At the end of the day, what I realised is that all these things that I’ve experienced have allowed me to stop viewing myself through how others might view me. My existence, my identity and what I represent makes a lot of people uncomfortable, and the fact that I’m loud and mouthy and opinionated makes people even more uncomfortable. I feel like a lot of the hate I get is the result of people not knowing how to deal with me or what box to put me in and I guess it’s a good thing – people should think about and reflect on things that make them uncomfortable.
The reason why I joined the photoshoot was firstly… because I never wear formal clothes, so I really wanted to do it and take pretty photos! Secondly and much more importantly although growing up in London I’ve been blessed with a very diverse group of friends, including Asians, I never really had that sense of a community. There may be a few organisations but still in general, East and South-East Asians in the UK are generally scattered individuals and smaller groups rather than a community with a strong, cohesive identity.
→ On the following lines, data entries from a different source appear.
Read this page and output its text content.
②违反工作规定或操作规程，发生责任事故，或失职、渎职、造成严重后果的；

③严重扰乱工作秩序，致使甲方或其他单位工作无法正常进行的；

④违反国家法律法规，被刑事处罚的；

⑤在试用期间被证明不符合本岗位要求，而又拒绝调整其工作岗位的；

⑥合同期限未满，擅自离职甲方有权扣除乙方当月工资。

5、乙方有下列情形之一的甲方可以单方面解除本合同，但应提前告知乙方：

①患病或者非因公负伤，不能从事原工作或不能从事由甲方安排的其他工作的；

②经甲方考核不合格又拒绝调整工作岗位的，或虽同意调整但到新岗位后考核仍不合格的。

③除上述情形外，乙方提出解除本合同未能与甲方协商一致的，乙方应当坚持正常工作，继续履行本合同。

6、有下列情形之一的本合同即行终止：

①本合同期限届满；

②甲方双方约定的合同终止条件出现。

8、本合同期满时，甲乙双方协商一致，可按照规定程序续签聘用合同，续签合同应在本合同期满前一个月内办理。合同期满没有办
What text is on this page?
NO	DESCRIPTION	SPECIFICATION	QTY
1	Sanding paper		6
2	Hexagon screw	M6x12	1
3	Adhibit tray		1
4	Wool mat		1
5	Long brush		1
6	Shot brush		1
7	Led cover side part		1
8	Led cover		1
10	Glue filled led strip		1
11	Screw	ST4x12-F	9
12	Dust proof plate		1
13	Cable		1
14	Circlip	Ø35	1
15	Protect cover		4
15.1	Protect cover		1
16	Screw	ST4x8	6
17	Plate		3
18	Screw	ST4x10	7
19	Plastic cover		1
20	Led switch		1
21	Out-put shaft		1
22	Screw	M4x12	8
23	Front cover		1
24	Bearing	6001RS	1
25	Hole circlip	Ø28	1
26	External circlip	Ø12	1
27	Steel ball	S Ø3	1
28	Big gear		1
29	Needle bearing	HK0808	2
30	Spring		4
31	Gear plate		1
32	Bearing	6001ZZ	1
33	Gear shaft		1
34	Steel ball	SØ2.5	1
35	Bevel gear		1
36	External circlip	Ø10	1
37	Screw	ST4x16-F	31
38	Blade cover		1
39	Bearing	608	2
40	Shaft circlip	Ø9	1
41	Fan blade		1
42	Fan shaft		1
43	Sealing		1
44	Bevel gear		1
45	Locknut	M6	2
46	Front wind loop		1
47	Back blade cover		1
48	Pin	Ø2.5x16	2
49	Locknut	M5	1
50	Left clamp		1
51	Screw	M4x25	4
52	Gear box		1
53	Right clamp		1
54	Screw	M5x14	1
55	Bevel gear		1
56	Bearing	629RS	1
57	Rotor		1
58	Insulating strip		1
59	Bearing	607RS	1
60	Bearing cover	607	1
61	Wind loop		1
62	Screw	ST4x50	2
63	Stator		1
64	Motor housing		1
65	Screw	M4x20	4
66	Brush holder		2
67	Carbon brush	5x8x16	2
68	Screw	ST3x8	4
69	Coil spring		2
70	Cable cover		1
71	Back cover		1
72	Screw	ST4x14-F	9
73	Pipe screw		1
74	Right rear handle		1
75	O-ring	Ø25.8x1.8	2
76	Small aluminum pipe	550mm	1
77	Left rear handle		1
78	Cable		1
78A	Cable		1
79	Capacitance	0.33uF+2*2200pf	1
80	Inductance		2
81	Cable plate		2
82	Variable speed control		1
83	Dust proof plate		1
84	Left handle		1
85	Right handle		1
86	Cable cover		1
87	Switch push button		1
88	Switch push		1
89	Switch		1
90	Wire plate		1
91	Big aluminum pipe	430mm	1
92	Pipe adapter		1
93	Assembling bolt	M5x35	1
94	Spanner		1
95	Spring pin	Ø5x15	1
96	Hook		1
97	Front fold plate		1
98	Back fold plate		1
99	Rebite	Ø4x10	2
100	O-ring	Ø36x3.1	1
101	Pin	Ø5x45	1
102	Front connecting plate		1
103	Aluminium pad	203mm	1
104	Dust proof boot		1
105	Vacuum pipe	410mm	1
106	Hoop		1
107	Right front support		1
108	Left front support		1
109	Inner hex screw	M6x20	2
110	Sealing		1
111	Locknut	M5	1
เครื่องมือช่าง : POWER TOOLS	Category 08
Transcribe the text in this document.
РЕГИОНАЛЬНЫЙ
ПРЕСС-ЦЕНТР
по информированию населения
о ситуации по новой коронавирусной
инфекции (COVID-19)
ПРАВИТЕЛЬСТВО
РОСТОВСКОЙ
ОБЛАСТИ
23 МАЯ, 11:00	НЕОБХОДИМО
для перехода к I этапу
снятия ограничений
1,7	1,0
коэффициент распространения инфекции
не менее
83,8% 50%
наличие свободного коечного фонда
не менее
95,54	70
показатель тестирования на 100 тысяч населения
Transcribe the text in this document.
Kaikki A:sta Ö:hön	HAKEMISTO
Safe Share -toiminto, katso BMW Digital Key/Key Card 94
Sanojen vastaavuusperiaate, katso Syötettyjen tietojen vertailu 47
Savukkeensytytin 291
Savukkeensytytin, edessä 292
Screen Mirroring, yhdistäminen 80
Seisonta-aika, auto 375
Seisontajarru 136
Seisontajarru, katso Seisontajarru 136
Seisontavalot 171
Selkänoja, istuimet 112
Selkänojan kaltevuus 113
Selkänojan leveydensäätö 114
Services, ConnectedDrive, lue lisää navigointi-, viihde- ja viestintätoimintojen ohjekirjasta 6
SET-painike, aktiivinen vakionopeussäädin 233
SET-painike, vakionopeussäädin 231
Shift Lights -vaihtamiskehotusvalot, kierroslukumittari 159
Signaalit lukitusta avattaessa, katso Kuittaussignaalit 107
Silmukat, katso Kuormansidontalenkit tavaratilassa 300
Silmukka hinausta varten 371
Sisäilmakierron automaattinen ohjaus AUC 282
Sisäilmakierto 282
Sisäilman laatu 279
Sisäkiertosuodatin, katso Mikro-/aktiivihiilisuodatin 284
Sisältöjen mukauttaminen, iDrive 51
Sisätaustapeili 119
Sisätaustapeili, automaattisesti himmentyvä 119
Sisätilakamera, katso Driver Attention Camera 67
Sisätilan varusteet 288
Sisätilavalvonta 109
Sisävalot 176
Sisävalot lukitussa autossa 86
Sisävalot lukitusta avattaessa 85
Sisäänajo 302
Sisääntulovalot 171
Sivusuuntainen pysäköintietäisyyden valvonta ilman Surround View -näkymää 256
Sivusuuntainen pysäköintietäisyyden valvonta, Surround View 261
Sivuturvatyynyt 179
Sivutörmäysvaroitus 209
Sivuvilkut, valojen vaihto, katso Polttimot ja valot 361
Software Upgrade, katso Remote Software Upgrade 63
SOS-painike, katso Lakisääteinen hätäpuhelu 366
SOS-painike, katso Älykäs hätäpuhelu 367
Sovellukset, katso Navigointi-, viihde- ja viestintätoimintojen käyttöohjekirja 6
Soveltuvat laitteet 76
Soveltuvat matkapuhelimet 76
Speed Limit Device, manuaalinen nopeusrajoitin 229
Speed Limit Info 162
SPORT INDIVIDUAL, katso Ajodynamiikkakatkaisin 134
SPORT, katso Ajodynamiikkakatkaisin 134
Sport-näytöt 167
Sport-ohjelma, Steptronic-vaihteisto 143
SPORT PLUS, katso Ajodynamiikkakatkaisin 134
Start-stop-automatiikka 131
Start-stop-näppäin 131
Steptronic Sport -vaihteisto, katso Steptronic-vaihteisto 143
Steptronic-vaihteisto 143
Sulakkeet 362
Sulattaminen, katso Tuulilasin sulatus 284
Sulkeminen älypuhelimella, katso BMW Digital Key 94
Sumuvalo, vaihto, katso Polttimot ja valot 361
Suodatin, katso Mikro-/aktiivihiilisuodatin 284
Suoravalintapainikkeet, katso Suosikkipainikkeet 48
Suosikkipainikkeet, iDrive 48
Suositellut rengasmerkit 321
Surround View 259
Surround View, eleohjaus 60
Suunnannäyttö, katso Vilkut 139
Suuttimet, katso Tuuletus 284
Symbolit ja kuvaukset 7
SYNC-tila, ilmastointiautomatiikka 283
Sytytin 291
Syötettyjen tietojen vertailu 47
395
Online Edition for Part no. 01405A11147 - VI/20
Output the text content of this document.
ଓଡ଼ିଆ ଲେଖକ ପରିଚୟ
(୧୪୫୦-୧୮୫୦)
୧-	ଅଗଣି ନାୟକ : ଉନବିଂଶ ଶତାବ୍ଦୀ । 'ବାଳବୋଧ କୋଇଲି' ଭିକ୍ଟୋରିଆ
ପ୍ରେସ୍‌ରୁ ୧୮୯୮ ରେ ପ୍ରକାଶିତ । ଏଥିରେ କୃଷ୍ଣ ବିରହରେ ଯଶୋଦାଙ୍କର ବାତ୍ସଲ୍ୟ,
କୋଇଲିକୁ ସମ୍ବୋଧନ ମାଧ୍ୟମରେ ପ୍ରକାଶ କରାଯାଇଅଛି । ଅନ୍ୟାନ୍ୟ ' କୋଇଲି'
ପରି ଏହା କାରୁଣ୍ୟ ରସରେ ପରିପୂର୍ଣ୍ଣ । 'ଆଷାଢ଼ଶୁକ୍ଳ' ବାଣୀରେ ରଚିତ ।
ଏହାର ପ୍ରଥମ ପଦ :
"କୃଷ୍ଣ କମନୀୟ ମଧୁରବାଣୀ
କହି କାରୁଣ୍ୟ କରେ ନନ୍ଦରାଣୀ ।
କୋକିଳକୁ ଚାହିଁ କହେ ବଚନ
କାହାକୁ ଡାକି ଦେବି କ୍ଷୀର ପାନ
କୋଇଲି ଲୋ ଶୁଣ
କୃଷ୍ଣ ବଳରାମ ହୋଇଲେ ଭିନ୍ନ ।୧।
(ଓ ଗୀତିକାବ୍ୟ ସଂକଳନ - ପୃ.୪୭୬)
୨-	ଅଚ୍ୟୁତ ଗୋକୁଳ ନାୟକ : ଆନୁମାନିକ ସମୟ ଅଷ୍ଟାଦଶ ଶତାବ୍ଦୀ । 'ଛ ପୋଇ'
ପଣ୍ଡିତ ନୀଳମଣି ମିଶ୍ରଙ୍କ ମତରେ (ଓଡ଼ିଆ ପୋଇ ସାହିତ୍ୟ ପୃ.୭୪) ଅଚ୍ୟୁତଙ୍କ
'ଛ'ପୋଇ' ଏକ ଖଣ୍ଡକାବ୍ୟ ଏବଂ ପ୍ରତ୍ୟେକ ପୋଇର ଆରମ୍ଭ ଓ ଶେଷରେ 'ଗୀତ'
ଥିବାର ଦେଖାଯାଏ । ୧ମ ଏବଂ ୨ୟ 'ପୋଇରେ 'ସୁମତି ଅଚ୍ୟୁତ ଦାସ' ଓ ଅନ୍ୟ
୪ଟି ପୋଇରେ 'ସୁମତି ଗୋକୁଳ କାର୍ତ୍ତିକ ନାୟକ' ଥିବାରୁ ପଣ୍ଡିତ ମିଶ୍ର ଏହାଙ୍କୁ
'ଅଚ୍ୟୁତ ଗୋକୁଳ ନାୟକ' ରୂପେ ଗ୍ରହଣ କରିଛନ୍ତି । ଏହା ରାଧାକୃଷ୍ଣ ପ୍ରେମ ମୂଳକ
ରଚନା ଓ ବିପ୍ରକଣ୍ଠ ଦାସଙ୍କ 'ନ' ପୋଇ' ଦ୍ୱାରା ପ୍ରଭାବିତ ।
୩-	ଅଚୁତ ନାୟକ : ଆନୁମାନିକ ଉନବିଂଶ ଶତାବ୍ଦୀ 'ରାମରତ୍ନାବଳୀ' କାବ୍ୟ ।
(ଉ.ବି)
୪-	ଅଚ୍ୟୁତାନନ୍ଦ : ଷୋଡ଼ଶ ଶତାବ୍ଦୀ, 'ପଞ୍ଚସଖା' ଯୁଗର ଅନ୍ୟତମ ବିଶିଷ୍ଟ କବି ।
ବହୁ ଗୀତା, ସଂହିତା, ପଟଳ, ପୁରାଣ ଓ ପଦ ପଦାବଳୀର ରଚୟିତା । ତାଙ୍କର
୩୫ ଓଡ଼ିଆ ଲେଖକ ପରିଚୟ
I was so excited to find out where all these beautiful ESEA creatives have been hiding!
I do feel very privileged to be able to take part in something like this and rubbing shoulders with all these people who are doing the work to push our community forward. In some ways, ESEA has emerged as some sort of political racial label for us, similar to what Asian Americans were back in the 1960s and 70s. It was a political label that arose as a result of oppression.
But our identities as ESEA people shouldn’t be defined by our oppression – we’re so, so much more than that, and I really hope this photoshoot gives everyone a chance to see our community’s beauty – inside and out.